~Windows Server 2008 Beta版 移行・導入・運用の豆情報~
企業におけるクライアントコンピュータのキッティング作業、教育現場におけるコンピュータ実習環境の構築などでは、多数のコンピュータを同じ構成で何回もインストールする必要があります。こうした場面で、1台1台、手作業で対応していたのでは、膨大な時間がかかる上に、設定ミスの可能性もあり非効率です。
そんなシチュエーションで救世主となってくれるのが、大量展開ソリューションです。大量展開ソリューションは、雛形とするコンピュータを元にマスタイメージを作成し、それをネットワーク経由で展開することで、展開作業のコスト削減を実現するものです。
図1 大量展開ソリューションによる展開作業の変化
Windows OSの一機能として提供されるWindows展開サービス (WDS) が、マイクロソフト社が提供する大量展開ソリューションです。
本機能はWindows Server 2003 SP2で実装され、さらに改良を加えてWindows Server 2008に実装されています。この機能の前身はWindows 2000時代からRIS (Remote Installation Services) の名称で知られているものです。
富士通では、大量展開ソリューションとしてSystemcastWizardを提供していることもあり、Windows Server 2008先行評価の取組みの中でも、早くから本機能に注目してきました。以下、弊社での先行評価で見えてきた3つのポイントについて記載します。
WDSの魅力は、なんといっても追加ソフト購入をしなくて済むということでしょう。WDSでは、Windows Server 2008、Windows Vistaといった最新OSの展開が可能です。Windows Server 2003、Windows XP、Windows 2000といったレガシーOSについても手間は多少かかりますが、以前の展開イメージ(RISイメージ)を、WDSでサポートするイメージ形式(WIM形式)に変換することで展開が可能です。
WDSサーバの構築そのものは、ウィザードに従って設定するだけの、極めて簡単なものです。ただし、WDSの動作要件としてActive Directory、DNS、DHCPが必要となります。 元々Active Directory環境が整っているお客様環境ではWDSの導入は容易と言えますが、Active Directory環境がないところでは多少敷居が高くなります。
大量展開の運用性を語る上で、『いかに展開時に人手を煩わせないか』が重要なポイントです。
WDSでは、応答ファイルを利用することで無人インストールの実現が可能です。応答ファイルの作成には、専門知識が必要ですが、これに対し、マイクロソフトは応答ファイルの作成支援ツールとしてWindows System Image Manager (1) を無償ダウンロード提供します。このツールを使えば、一から応答ファイルを作成するといった手間が削減できます。ただ、インストール区画サイズを変更するなど、細かなカスタマイズを行うには、やはり専門の知識が必要となります。
また、WDSで展開を行う場合、クライアントの電源投入やBIOS、RAIDの構成といったハードウェア設定は手動で行う必要があります。

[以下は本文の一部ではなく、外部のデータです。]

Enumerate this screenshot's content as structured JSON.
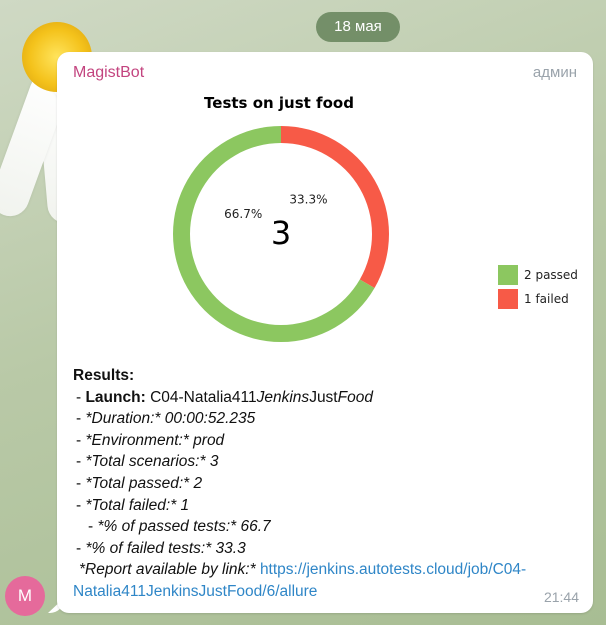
{
  "date_label": "18 мая",
  "avatar_letter": "M",
  "message": {
    "sender": "MagistBot",
    "role": "админ",
    "time": "21:44",
    "results_heading": "Results:",
    "launch_label": "Launch:",
    "launch_prefix": "C04-Natalia411",
    "launch_mid": "Jenkins",
    "launch_mid2": "Just",
    "launch_suffix": "Food",
    "duration": "*Duration:* 00:00:52.235",
    "environment": "*Environment:* prod",
    "total_scenarios": "*Total scenarios:* 3",
    "total_passed": "*Total passed:* 2",
    "total_failed": "*Total failed:* 1",
    "passed_pct": "*% of passed tests:* 66.7",
    "failed_pct": "*% of failed tests:* 33.3",
    "report_text": "*Report available by link:*",
    "report_link_1": "https://jenkins.autotests.cloud/job/C04-",
    "report_link_2": "Natalia411JenkinsJustFood/6/allure"
  },
  "colors": {
    "passed": "#8cc760",
    "failed": "#f75a47",
    "link": "#2f86c7",
    "sender": "#c3447f"
  },
  "chart_data": {
    "type": "pie",
    "title": "Tests on just food",
    "center_label": "3",
    "slices": [
      {
        "label": "2 passed",
        "value": 2,
        "percent_label": "66.7%",
        "color": "#8cc760"
      },
      {
        "label": "1 failed",
        "value": 1,
        "percent_label": "33.3%",
        "color": "#f75a47"
      }
    ],
    "legend_position": "right"
  }
}
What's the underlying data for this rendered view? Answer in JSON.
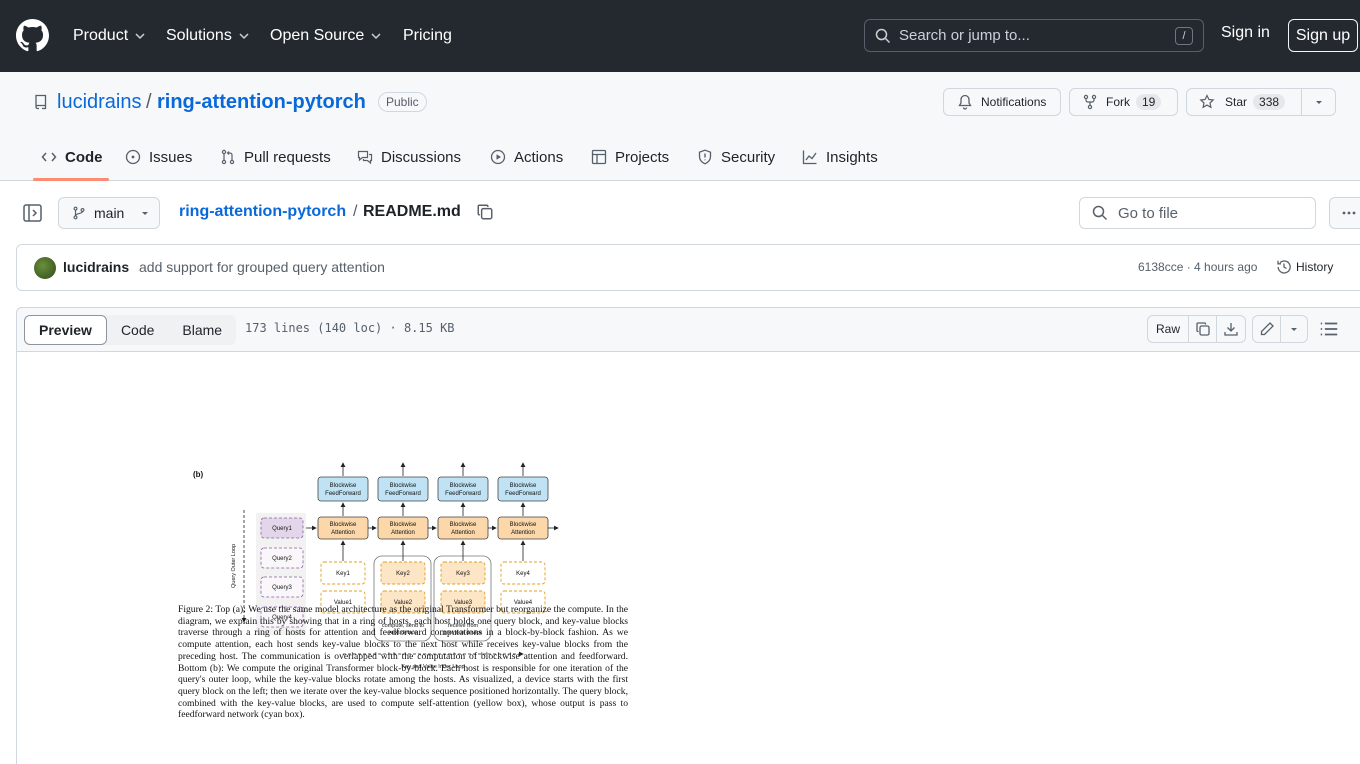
{
  "header": {
    "nav": [
      {
        "label": "Product",
        "dropdown": true
      },
      {
        "label": "Solutions",
        "dropdown": true
      },
      {
        "label": "Open Source",
        "dropdown": true
      },
      {
        "label": "Pricing",
        "dropdown": false
      }
    ],
    "search_placeholder": "Search or jump to...",
    "search_key": "/",
    "sign_in": "Sign in",
    "sign_up": "Sign up"
  },
  "repo": {
    "owner": "lucidrains",
    "separator": "/",
    "name": "ring-attention-pytorch",
    "visibility": "Public",
    "notifications_label": "Notifications",
    "fork_label": "Fork",
    "fork_count": "19",
    "star_label": "Star",
    "star_count": "338"
  },
  "tabs": [
    {
      "label": "Code",
      "active": true
    },
    {
      "label": "Issues"
    },
    {
      "label": "Pull requests"
    },
    {
      "label": "Discussions"
    },
    {
      "label": "Actions"
    },
    {
      "label": "Projects"
    },
    {
      "label": "Security"
    },
    {
      "label": "Insights"
    }
  ],
  "file_nav": {
    "branch": "main",
    "crumb_repo": "ring-attention-pytorch",
    "crumb_sep": "/",
    "crumb_file": "README.md",
    "goto_placeholder": "Go to file"
  },
  "commit": {
    "author": "lucidrains",
    "message": "add support for grouped query attention",
    "sha_time": "6138cce · 4 hours ago",
    "history": "History"
  },
  "file_toolbar": {
    "modes": [
      "Preview",
      "Code",
      "Blame"
    ],
    "meta": "173 lines (140 loc) · 8.15 KB",
    "raw": "Raw"
  },
  "figure": {
    "panel_label": "(b)",
    "outer_loop_label": "Query Outer Loop",
    "inner_loop_label": "Key and Value Inner Loop",
    "ffn_label_1": "Blockwise",
    "ffn_label_2": "FeedForward",
    "attn_label_1": "Blockwise",
    "attn_label_2": "Attention",
    "queries": [
      "Query1",
      "Query2",
      "Query3",
      "Query4"
    ],
    "keys": [
      "Key1",
      "Key2",
      "Key3",
      "Key4"
    ],
    "values": [
      "Value1",
      "Value2",
      "Value3",
      "Value4"
    ],
    "send_note_1": "compute, send to",
    "send_note_2": "next device",
    "recv_note_1": "receive from",
    "recv_note_2": "previous device",
    "caption": "Figure 2: Top (a): We use the same model architecture as the original Transformer but reorganize the compute. In the diagram, we explain this by showing that in a ring of hosts, each host holds one query block, and key-value blocks traverse through a ring of hosts for attention and feedforward computations in a block-by-block fashion. As we compute attention, each host sends key-value blocks to the next host while receives key-value blocks from the preceding host. The communication is overlapped with the computation of blockwise attention and feedforward. Bottom (b): We compute the original Transformer block-by-block. Each host is responsible for one iteration of the query's outer loop, while the key-value blocks rotate among the hosts. As visualized, a device starts with the first query block on the left; then we iterate over the key-value blocks sequence positioned horizontally. The query block, combined with the key-value blocks, are used to compute self-attention (yellow box), whose output is pass to feedforward network (cyan box)."
  },
  "colors": {
    "header_bg": "#24292f",
    "link": "#0969da",
    "tab_underline": "#fd8c73",
    "ffn_fill": "#bfe3f4",
    "attn_fill": "#fbd7a9",
    "query_fill": "#e4d6ea",
    "kv_fill": "#fde6c6"
  }
}
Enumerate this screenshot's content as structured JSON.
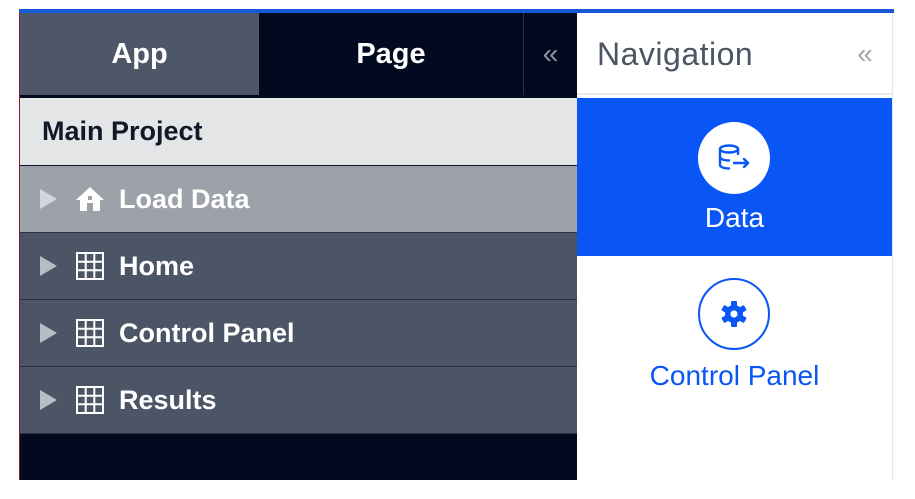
{
  "left_panel": {
    "tabs": [
      {
        "label": "App",
        "active": true
      },
      {
        "label": "Page",
        "active": false
      }
    ],
    "collapse_glyph": "«",
    "project": {
      "title": "Main Project"
    },
    "tree_items": [
      {
        "label": "Load Data",
        "icon": "home-icon",
        "active": true
      },
      {
        "label": "Home",
        "icon": "table-grid-icon",
        "active": false
      },
      {
        "label": "Control Panel",
        "icon": "table-grid-icon",
        "active": false
      },
      {
        "label": "Results",
        "icon": "table-grid-icon",
        "active": false
      }
    ]
  },
  "navigation": {
    "title": "Navigation",
    "collapse_glyph": "«",
    "items": [
      {
        "label": "Data",
        "icon": "database-export-icon",
        "active": true
      },
      {
        "label": "Control Panel",
        "icon": "gear-icon",
        "active": false
      }
    ]
  },
  "colors": {
    "accent": "#0a55f6",
    "top_bar": "#1559d6",
    "sidebar_dark": "#020a1f",
    "tab_active": "#4d5767",
    "tree_item": "#4b5566",
    "tree_item_active": "#9da2aa"
  }
}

なお、WDSでは、展開するOSイメージを作成する際にsysprepというツールで端末固有の情報をリセットする必要があります。したがって、バックアップ・リストア用途には使用できません。
(1)Windows自動インストールキット (Windows AIK) で提供
WDSはOS標準機能であるため、追加のソフトウェア購入なしでクライアント / サーバの大量展開が実現できる点が最大のメリットと言えます。ただし、電源投入などで人手を介する必要があるため、物理的に離れた拠点への展開や、大規模な展開には不向きです。各受講者がコンピュータ端末を使用するセミナ環境の構築など、同一拠点での小規模な展開で、そのメリットを生かすことができると考えられます。
最後に富士通がご提供する、SystemcastWizardによる大量展開ソリューションをご紹介します。
SystemcastWizardは、展開時に電源を自動的に投入し、ハードウェア設定、OSイメージ展開を経て、自動的に電源を落とす、といった完全自動化が可能です。また、当社ブレードサーバとの親和性も高く、リモートからマネジメントブレード経由でのハードウェア設定が可能なため、サーバルームに赴くことなく展開作業が遂行できるなど、高い運用性を実現します。なお、ここではサーバへの展開を例として挙げましたが、もちろんクライアントコンピュータの自動展開も可能です。
SystemcastWizardでは、大量展開ソリューションで利用するイメージング技術を、バックアップ・リストア用途にも活用できます。コンピュータの情報をまるごとイメージとして取得しておくことで、万一の障害時の迅速な復旧に一役買います。
(2) 本コンテンツではSystemcastWizard Professional V4.0L11をベースに記載しています。
【ご注意】
動作確認したWindows Server 2008は開発段階にあるため仕様変更の可能性があります。